By M. Alex Johnson Reporter
updated 7/13/2005 7:29:28 AM ET 2005-07-13T11:29:28

BELLEVUE, Wash. — “God loves you, but —”

Many of the nearly 150 people gathered in the sanctuary of Newport Presbyterian Church were already nodding in agreement before Jallen Rix could finish the thought.

“‘God loves you, but — ’” he was saying. “That is not unconditional love.”

A decade ago, Jallen Rix was a well-known singer and songwriter on the gay pop scene, touring the country behind an album that was nominated for three Gay & Lesbian American Music Awards.

He still performs, but now he is equally as well known — probably better known, in fact — as a gay Christian activist and educator exposing what he says is the damage done to gay men and lesbians by religious and psychological programs that seek to reverse their homosexuality.

Rix knows the effects firsthand. Raised in a Southern Baptist household, he attended an evangelical college and tried what is known as “conversion therapy.” It didn’t work.

For the last few years, Rix has been working on a doctorate in sexology and speaking at events like this, a one-day conference organized in suburban Seattle by Parents, Families and Friends of Lesbians and Gays, or PFLAG. Called Love Welcomes All, it was put together in direct response to a much bigger nearby conference put on two weeks earlier by Focus on the Family, the international evangelical ministry led by Dr. James Dobson, who believes homosexuality is largely a learned condition that can be treated.

Trends point toward acceptance
It is an important point, and not just for the self-image of a gay, bisexual or trans-gendered person. Underlying it is one of the most important philosophical bases of conservative Christian opposition to same-sex marriage, civil unions and the full protection of anti-discrimination laws. If homosexuality is an “illness” caught after birth, the proper response is treatment, in this view. But if it is a biological characteristic — like brown eyes or black skin or blond hair — then “society will have to deal with the reality that you are who you are,” said Jon Wartes, chairman of the PFLAG conference.

Supporters of the biological explanation for homosexuality have the weight of science on their side. All of the major medical and psychological professional organizations — from the American Medical Association and the American Psychological Association on down — state that sexuality is predominantly determined by chemical, hormonal and genetic conditions in the womb. They are clear in declaring that homosexuality is not a disease or a pathology that can be changed; most go a step further and strongly question whether it is even ethical for a medical professional to help clients try to change their sexuality.

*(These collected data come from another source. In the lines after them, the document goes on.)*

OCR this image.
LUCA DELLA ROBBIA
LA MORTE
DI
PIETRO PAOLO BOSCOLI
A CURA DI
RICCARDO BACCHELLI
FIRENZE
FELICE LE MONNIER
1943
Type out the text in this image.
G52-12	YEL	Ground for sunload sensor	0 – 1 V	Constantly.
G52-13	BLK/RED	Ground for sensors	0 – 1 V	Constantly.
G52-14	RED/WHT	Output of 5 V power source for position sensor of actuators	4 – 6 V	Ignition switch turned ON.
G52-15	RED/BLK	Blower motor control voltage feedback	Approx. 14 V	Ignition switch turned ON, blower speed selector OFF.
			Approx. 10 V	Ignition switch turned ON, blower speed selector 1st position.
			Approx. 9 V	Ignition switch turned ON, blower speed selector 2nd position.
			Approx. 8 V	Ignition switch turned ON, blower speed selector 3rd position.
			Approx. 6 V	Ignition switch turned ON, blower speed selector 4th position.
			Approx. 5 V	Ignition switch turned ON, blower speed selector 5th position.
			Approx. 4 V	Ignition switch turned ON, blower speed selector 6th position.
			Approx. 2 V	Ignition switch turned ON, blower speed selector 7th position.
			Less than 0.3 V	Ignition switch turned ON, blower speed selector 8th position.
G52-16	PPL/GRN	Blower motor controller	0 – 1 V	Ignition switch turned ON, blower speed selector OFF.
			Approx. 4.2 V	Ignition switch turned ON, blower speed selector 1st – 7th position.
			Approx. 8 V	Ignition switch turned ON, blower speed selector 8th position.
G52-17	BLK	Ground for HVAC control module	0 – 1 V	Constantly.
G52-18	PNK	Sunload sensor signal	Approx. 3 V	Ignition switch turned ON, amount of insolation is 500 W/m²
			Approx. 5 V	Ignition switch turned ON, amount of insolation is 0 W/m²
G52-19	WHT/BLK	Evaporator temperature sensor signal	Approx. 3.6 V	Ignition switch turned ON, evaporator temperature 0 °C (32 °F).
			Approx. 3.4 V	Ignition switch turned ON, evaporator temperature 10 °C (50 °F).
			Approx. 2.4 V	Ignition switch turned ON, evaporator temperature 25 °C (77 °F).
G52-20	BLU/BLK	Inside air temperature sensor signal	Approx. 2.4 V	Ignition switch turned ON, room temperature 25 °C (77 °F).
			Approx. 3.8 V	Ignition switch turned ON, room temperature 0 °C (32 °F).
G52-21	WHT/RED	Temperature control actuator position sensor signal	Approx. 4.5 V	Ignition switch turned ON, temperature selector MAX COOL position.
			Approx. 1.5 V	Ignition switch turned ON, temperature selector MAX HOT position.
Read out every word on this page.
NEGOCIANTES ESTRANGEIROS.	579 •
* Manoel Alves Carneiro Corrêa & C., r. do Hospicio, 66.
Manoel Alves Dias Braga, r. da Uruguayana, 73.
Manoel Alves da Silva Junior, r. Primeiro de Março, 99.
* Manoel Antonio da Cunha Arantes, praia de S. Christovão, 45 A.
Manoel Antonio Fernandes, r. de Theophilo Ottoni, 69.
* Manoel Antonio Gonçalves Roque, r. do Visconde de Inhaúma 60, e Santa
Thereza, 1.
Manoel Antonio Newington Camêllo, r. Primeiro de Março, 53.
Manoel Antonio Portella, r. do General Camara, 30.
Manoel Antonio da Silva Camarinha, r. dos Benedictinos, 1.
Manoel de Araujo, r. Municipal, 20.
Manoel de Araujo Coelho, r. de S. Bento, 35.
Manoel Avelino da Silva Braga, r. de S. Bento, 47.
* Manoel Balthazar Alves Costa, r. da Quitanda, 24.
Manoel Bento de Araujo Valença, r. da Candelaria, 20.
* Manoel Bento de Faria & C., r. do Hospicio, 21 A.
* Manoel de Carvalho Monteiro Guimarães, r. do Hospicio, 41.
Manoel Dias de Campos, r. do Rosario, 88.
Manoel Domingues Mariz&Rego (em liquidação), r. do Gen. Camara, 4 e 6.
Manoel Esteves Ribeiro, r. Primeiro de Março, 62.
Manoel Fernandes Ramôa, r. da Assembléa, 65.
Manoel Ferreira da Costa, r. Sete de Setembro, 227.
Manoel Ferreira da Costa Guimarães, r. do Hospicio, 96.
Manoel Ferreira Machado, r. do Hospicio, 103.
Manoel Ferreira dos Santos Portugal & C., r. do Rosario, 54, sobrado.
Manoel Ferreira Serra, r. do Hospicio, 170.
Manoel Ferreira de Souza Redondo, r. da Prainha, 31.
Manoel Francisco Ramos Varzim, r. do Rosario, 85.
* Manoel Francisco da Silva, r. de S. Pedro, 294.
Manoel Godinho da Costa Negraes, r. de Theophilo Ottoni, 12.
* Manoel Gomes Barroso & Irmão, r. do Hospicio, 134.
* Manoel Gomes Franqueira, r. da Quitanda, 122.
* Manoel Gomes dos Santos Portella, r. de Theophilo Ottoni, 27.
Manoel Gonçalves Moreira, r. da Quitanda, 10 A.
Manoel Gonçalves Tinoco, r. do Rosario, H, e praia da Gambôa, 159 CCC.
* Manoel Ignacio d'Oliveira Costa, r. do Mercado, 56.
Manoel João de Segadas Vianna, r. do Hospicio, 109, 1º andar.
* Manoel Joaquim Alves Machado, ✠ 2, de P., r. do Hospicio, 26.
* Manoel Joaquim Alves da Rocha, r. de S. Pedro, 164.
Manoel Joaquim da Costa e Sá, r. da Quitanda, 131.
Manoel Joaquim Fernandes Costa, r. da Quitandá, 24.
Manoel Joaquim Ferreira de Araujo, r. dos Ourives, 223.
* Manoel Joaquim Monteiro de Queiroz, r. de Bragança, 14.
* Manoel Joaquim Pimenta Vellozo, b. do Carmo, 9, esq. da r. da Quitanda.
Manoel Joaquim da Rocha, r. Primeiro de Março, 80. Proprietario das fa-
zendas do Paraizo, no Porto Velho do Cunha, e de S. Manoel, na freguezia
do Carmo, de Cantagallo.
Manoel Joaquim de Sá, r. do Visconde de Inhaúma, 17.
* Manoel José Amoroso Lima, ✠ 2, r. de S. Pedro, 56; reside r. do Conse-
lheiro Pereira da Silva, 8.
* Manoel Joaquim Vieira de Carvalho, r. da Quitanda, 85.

Public opinion appears to be turning their way. In a series of polls by the Gallup organization over the last three decades, the percentage of Americans who agree that homosexuality is not a choice has slowly doubled, to nearly 40 percent. More striking is that acceptance of homosexual behavior is dramatically higher among younger Americans than among their parents: A 2001 survey by Zogby International and Hamilton College found that more than 80 percent of high school seniors nationwide believed that gay men and lesbians should be “accepted by society.”

Fighting a ‘big industry’
And yet events like Love Welcomes All remain crucially important, organizers said. They may have the science, and they may even have the moral high ground, but the other side has a powerful megaphone in the well-oiled machinery of conservative Christian activism.

The ex-gay movement is a “big industry,” said Dr. Doug Haldeman, a psychology professor at the University of Washington who is president of the Association of Practicing Psychologists.

The fact that Focus on the Family was able to draw more than 1,200 people to its conference two weeks ago is troubling, said Haldeman, who co-wrote the American Psychological Association’s Guidelines for Psychotherapy with Lesbian, Gay and Bisexual Clients. So-called conversion therapies are ineffective and dangerous, he said, because “sexual orientation can’t be changed.”

Focus on the Family and allied ministries, such as Exodus, Day Seven and CrossOver, preach that hatred and confrontation are wrong. A cornerstone principle of such ministries is the injunction to “love the sinner but hate the sin.”

And that is why they are wrong, Rix said, because that philosophy assumes that homosexuals can be considered separate from their homosexuality. “Sexuality is so much more than just a lifestyle,” he said. “Sexuality is a core part of who we are.”

That means that if homosexuality is a sin and that Christians should hate that sin, Rix said, it is impossible for them not to hate the “sinner” on some level.

It is, he contended, the “‘flawed’ solecism” — the idea among socially conservative Christians that “we accept you unconditionally, but you must change.”